Librarians rejoice! At last these publicly funded documents, written by
government employees, the principal research advisors to our elected members of
Congress are available to everyone! A person in Des Moines could call CRS,
complaining of perceived errors or faulty political opinions, or slant or
outrage as frequently as they do their member of Congress. The
Congressional
Budget Office, once a venerable organ of Congress experienced a similar opening
of their reports. Now they are frequently accused of bias. Of course none of
these excellent organs of Congress include as their mission to write reports for
the general public, they write reports for Congress.
I am a bit ambivalent about this newfound availability of information. The town
meeting junkie in me rejoices, but the sober political science geek is concerned and
wonders how anything can get done in Congress. This morning I woke up in
Washington, DC, but really I am in a small town hall meeting in Maine correcting
a Senator on global nuclear proliferation treaties in Congress and the elderly lady
down the street on a new dog leash ordinance. The town meeting continues all day
long.
The American Republic is becoming more democratic, perhaps more truly
democratic. The critique of democracy going back to Plato is coming closer to
relevance than it has ever been in the past. The representative democracy in
Washington is all about trading, one vote on one topic in exchange for support
on another; the individual representatives determine the priorities. With the
new openness, these priorities are more closely and much more quickly examined.

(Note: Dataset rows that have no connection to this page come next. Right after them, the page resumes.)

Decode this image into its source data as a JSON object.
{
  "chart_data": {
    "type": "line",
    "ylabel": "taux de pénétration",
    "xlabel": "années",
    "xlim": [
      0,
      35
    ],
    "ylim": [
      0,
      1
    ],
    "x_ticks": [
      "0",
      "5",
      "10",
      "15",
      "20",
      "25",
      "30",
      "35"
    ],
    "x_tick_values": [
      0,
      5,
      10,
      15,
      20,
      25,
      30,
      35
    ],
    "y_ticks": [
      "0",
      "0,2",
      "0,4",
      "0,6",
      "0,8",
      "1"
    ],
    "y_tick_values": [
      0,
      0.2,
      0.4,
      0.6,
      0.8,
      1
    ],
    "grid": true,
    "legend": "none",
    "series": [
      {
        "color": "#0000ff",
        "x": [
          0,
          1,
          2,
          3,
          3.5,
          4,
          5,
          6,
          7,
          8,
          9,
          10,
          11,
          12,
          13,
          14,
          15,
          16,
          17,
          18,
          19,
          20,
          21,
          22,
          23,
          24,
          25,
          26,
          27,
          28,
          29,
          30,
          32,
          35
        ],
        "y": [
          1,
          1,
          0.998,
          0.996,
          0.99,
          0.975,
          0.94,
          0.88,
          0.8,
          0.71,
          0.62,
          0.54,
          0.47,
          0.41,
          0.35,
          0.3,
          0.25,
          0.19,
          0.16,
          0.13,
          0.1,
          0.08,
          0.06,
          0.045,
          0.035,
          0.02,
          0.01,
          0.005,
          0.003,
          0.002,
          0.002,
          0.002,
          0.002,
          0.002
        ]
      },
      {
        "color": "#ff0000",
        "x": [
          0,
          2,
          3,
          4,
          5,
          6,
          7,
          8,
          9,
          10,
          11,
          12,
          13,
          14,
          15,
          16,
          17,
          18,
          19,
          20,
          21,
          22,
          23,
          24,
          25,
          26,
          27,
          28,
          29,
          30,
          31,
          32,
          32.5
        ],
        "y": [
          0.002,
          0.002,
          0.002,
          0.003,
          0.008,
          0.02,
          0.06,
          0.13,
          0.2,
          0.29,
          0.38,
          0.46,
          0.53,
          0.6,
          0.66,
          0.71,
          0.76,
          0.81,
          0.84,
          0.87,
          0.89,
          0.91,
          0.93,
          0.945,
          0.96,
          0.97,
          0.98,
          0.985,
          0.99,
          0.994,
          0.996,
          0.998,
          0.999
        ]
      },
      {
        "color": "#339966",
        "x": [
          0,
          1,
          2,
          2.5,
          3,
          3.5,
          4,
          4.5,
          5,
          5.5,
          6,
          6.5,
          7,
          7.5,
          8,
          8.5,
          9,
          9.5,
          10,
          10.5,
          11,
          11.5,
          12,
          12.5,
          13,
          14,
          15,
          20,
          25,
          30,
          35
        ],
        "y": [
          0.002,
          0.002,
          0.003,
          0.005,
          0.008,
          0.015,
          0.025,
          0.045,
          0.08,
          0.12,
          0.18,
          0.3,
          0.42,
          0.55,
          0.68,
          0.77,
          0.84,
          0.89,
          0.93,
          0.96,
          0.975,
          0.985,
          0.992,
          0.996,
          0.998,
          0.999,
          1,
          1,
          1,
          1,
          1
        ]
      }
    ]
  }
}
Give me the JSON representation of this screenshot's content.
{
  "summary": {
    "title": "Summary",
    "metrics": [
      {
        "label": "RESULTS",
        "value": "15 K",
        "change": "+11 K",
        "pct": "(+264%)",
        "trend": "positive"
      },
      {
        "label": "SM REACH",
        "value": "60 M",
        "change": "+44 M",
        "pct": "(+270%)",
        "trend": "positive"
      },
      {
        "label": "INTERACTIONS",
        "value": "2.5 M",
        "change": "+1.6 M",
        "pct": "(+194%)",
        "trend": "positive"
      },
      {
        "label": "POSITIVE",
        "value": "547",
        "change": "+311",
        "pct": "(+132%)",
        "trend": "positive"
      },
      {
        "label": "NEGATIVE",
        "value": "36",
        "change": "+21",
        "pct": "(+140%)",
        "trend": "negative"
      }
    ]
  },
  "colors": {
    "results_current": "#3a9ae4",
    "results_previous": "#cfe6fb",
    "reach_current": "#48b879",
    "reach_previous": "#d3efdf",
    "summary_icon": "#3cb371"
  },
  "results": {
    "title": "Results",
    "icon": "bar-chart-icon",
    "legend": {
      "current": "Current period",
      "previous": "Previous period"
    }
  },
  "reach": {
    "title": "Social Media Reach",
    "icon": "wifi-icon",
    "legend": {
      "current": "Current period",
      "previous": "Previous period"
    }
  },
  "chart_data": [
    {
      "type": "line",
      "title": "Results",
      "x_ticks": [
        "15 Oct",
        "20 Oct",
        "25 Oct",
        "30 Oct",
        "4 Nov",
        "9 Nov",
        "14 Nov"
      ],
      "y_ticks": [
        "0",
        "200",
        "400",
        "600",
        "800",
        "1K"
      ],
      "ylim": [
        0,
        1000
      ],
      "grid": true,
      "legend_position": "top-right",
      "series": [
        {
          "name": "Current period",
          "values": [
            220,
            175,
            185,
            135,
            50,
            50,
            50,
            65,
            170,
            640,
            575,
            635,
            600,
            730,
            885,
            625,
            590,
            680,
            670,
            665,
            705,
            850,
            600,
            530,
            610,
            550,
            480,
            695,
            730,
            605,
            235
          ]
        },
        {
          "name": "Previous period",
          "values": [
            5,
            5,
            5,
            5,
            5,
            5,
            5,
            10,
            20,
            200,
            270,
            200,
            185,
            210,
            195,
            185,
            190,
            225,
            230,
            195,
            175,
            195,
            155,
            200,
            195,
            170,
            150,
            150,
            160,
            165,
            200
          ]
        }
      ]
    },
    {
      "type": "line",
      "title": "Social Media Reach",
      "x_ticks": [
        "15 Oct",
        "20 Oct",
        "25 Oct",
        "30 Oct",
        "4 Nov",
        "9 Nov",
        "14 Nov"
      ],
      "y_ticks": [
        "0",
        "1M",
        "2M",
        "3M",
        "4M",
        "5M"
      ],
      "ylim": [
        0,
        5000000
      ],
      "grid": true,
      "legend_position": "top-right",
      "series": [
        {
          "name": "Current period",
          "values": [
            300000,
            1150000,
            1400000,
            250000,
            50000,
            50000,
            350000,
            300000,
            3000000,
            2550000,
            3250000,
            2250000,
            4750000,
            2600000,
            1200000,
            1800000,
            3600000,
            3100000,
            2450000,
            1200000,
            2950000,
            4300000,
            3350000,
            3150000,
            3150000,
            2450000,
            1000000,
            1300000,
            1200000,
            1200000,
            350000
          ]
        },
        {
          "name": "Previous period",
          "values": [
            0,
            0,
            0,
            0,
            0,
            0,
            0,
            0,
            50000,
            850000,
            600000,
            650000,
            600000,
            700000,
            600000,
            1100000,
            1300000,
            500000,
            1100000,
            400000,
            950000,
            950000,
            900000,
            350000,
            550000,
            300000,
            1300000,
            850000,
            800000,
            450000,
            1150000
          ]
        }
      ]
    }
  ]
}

Documents, drafts, and reports put the representative in the middle of
whirlwind. The individual citizen, particularly represented on issues by a
several thousand groups, is now the representative. It used to be we hoped our
elected representatives used wisdom and judgment when reading the documents.
Will the new citizen representatives do the same?
Primary source documents – letters, reports, drafts of bills and amendments
provide a view of the legislative process to an audience that they were
originally not intended. As a result the documents themselves have changed. In
some cases the new recipients have a better perspective than the old guard in
Washington, DC, in other cases they mobilize forces that can tie the Republic
into knots. Welcome to the American Town Meeting.